Willison, who describes the piece as “a superb piece of commentary, and something I expect I’ll be thinking about for a long time to come,” links to the essay with minimal editorializing. The substance is Patel’s. But the fact that Willison — a developer who writes frequently about practical AI use — finds it worth highlighting suggests it’s landing in the right community.
What software brain actually means
Patel’s framing is that software brain is a particular way of seeing the world: as something to be automated, modeled in terms of information flows and data, optimized as if it were a business process. According to his essay, “software brain has ruled the business world for a long time. AI has just made it easier than ever for more people to make more software than ever before — for every kind of business to automate big chunks of itself with software.”
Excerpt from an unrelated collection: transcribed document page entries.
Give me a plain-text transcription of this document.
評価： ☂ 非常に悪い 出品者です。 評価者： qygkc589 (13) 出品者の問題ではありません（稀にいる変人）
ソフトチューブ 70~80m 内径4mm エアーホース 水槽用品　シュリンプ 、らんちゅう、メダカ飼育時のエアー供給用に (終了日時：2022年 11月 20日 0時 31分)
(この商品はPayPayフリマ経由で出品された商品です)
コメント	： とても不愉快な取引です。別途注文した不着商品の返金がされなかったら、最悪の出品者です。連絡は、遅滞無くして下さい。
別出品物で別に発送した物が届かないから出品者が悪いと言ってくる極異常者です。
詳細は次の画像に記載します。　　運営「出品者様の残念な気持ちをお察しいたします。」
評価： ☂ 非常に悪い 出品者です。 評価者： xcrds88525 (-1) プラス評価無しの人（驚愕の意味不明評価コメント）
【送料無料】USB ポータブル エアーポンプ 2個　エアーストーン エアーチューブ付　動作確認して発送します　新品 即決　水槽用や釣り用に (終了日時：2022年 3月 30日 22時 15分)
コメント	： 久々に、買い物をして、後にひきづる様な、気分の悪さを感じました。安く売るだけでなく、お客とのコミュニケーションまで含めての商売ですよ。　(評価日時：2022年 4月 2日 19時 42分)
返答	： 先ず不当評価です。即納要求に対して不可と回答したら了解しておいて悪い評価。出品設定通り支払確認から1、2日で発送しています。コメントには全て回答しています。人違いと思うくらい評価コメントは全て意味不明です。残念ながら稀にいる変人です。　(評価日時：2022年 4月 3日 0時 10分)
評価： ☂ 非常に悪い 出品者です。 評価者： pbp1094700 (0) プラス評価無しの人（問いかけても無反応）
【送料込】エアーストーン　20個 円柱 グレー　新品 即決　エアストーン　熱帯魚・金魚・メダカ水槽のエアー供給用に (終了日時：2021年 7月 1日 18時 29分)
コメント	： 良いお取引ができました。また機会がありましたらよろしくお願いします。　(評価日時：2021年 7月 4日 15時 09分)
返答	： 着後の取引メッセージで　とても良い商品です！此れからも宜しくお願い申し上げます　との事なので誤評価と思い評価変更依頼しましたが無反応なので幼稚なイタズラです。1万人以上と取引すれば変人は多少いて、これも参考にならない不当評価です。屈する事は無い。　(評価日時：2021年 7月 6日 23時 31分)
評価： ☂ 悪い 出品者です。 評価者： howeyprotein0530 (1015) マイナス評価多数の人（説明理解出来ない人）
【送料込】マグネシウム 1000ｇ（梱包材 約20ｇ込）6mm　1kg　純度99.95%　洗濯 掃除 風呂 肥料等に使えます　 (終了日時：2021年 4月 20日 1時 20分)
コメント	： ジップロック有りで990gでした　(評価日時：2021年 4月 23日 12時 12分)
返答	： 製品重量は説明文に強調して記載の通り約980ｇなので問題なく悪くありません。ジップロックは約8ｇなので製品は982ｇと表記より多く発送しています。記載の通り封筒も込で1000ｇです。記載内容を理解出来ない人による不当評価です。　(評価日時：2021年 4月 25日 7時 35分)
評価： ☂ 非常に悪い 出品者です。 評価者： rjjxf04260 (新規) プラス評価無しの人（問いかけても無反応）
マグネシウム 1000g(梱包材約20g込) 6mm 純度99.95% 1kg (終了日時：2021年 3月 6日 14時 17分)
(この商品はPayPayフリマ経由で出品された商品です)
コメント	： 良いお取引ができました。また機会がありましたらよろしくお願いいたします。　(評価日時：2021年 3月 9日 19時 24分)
The problem he identifies isn’t that automation is bad. It’s that the software brain worldview has a limit, and that limit is the full scope of human experience. As he puts it: “not everything is a business. Not everything is a loop! The entire human experience cannot be captured in a database. That’s the limit of software brain. That’s why people hate AI. It flattens them.”
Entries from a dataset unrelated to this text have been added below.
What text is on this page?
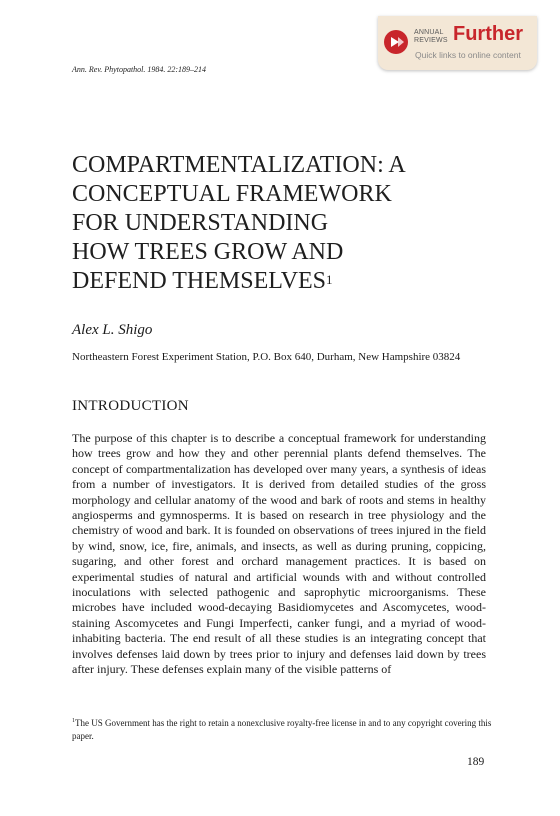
ANNUAL
REVIEWS Further
Quick links to online content
Ann. Rev. Phytopathol. 1984. 22:189–214
COMPARTMENTALIZATION: A
CONCEPTUAL FRAMEWORK
FOR UNDERSTANDING
HOW TREES GROW AND
DEFEND THEMSELVES$^1$
Alex L. Shigo
Northeastern Forest Experiment Station, P.O. Box 640, Durham, New Hampshire 03824
INTRODUCTION

The purpose of this chapter is to describe a conceptual framework for understanding how trees grow and how they and other perennial plants defend themselves. The concept of compartmentalization has developed over many years, a synthesis of ideas from a number of investigators. It is derived from detailed studies of the gross morphology and cellular anatomy of the wood and bark of roots and stems in healthy angiosperms and gymnosperms. It is based on research in tree physiology and the chemistry of wood and bark. It is founded on observations of trees injured in the field by wind, snow, ice, fire, animals, and insects, as well as during pruning, coppicing, sugaring, and other forest and orchard management practices. It is based on experimental studies of natural and artificial wounds with and without controlled inoculations with selected pathogenic and saprophytic microorganisms. These microbes have included wood-decaying Basidiomycetes and Ascomycetes, wood-staining Ascomycetes and Fungi Imperfecti, canker fungi, and a myriad of wood-inhabiting bacteria. The end result of all these studies is an integrating concept that involves defenses laid down by trees prior to injury and defenses laid down by trees after injury. These defenses explain many of the visible patterns of

$^1$The US Government has the right to retain a nonexclusive royalty-free license in and to any copyright covering this paper.
189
That word — flattens — carries most of the argumentative weight. The complaint isn’t that AI is incompetent. It’s that competent AI applied to human experience produces something that feels reductive rather than expansive.
The smart home as evidence
Patel reaches for a specific example to make this concrete: smart home automation. He notes that he is himself “a full-on smart home sicko,” with automated lights, shades, and climate controls throughout his house. But he then observes that Apple, Google, and Amazon — companies with enormous resources and years of effort — have struggled to make mainstream consumers care about smart home automation at all. “And they just don’t,” he writes.
This is a useful empirical data point. Smart home technology is not expensive or difficult to access in the way it once was. The barriers of cost and complexity have fallen substantially. And yet adoption among general consumers has remained narrow. The technology worked, in the sense that the lights turn on. But it didn’t work in the sense that the general public decided they wanted lights that turn on that way.
From Patel’s perspective, this is not a failure of marketing or of execution. It’s a failure of premise. The premise was that people want their home to be optimized, that they see their environment as a system to be automated. According to the essay, “regular people don’t see the opportunity to write code as an opportunity at all.” They are not waiting for a tool that lets them script their environment. They didn’t have a frustration that the smart thermostat was designed to solve.
The gap that AI is widening
The broader claim in Patel’s essay is that AI is widening the gap between software-brain thinkers and everyone else, not closing it. As the essay describes, the cutting edge of advertising and marketing is already AI-driven automation — and it is not about creativity in the old sense. For people working inside that system, the affordances AI provides feel like liberation. For people outside it, the outputs feel impersonal and off.
This tension is not new. But the scale is. AI makes it possible for more people with software brain to build more automated systems faster than ever before. The gap between the worldview of builders and the worldview of users was manageable when building was slow and expensive. When building is fast and cheap, that gap can propagate at speed.
The practical implication, though it is Patel’s framing rather than a separate analytical claim: AI adoption numbers and AI enthusiasm numbers are measuring different things. Usage is not the same as buy-in. ChatGPT’s growing user base coexists with widespread skepticism about AI because people can use a tool without endorsing what that tool represents or how the people who built it think about the world.
Willison doesn’t editorialize further on the implications. He links, quotes, and notes it’s worth thinking about. That restraint is itself notable — the argument is worth letting sit rather than immediately resolving into a hot take.
The smart home parallel is the most economical part of Patel’s case. Huge companies, long time horizons, falling costs, still no mass adoption. The people do not yearn for automation, however elegant the automation becomes.